Natural Language Processing is a growing field of Artificial Intelligence and used for interaction between computers and humans. In NLP, negation is of great importance as it changes the polarity of a sentence. Recognition of Cue and scope during negation detection is an important aspect. Research work has been reported in Negation Detection for English language, e.g. in biomedical domain, “Bioscope Corpus” is a corpus of Biomedical events annotated with negation cues and scopes. There is no such research done in Urdu and negation detection is difficult due to Urdu’s morphologically rich structure. In this thesis, a corpus has been created using BBC Urdu News articles. Using the guidelines for annotation of BioScope corpus, further rules are devised which are suitable for Urdu and applied on BBC Urdu corpus. Corpus comprises of 1600 sentences, belonging to four domains (politics, sports, ). Different types of negation cues are extracted from corpus, which are: Single, Multiple and prefixes. Annotation has been carried out by 3 domain experts and inter-annotator agreement has been applied through Kappa. The annotated corpus is then used to devise a machine learning based method using Condition Random Fields (CRF) to detect “cue” and “scope” automatically.

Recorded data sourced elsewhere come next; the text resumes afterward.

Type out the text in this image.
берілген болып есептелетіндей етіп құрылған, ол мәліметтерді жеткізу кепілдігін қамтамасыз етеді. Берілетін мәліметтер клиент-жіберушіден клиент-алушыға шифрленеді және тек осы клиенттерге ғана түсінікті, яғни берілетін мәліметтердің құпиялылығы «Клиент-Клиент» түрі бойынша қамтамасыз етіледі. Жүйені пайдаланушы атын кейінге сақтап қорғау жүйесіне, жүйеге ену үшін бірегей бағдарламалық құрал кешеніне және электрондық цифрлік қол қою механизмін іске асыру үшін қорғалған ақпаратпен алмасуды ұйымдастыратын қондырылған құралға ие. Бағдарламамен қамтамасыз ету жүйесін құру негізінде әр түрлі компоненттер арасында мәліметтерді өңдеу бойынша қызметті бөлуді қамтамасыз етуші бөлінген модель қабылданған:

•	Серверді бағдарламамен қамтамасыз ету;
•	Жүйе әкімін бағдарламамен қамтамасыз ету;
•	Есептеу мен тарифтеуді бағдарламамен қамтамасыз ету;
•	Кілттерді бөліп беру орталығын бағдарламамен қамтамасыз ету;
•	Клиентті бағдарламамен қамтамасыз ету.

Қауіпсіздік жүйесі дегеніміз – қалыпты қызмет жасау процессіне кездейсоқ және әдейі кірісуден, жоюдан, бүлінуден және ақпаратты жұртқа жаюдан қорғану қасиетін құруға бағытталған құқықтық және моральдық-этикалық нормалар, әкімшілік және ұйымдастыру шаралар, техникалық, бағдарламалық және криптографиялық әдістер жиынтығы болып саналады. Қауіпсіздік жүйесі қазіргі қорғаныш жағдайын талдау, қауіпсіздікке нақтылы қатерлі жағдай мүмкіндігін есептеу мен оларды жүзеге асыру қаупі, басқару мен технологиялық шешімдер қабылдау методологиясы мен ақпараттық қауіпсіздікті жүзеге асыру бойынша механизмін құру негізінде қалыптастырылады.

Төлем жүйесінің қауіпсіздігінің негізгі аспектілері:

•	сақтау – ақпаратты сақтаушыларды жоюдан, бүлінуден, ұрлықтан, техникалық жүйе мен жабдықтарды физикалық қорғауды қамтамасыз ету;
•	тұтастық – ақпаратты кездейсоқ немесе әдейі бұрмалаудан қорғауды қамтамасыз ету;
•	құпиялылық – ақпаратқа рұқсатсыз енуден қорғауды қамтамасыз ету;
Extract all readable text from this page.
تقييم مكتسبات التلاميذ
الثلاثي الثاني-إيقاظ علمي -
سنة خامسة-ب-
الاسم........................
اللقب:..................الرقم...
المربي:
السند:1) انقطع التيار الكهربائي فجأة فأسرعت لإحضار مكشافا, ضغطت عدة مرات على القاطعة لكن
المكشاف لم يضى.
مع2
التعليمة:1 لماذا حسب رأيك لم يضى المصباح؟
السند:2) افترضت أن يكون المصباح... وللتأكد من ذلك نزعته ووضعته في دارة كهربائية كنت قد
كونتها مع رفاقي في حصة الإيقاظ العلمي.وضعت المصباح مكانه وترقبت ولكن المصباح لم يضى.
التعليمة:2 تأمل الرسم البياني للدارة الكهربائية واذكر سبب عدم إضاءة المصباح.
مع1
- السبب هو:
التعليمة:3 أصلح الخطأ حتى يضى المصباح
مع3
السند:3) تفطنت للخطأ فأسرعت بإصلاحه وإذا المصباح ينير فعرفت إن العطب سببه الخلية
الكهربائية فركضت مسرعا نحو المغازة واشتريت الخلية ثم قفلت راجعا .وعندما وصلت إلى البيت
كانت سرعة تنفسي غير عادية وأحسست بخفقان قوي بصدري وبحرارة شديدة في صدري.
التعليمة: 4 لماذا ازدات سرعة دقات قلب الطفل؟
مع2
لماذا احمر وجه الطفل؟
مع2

This system detected negation cue with 100% precision, 94% recall and 96% F-measure; whereas scope is detected with 75% precision, 81% recall and 77% F-measures. We further investigated the effect of automatically detected negation on sentence level Sentiment Analysis. For this purpose, we performed Sentiment Analysis on BBC Urdu News Corpus with and without using negation. Experiments showed an increase to 82.6% accuracy with using negation as compared to 76.4% without negation detection.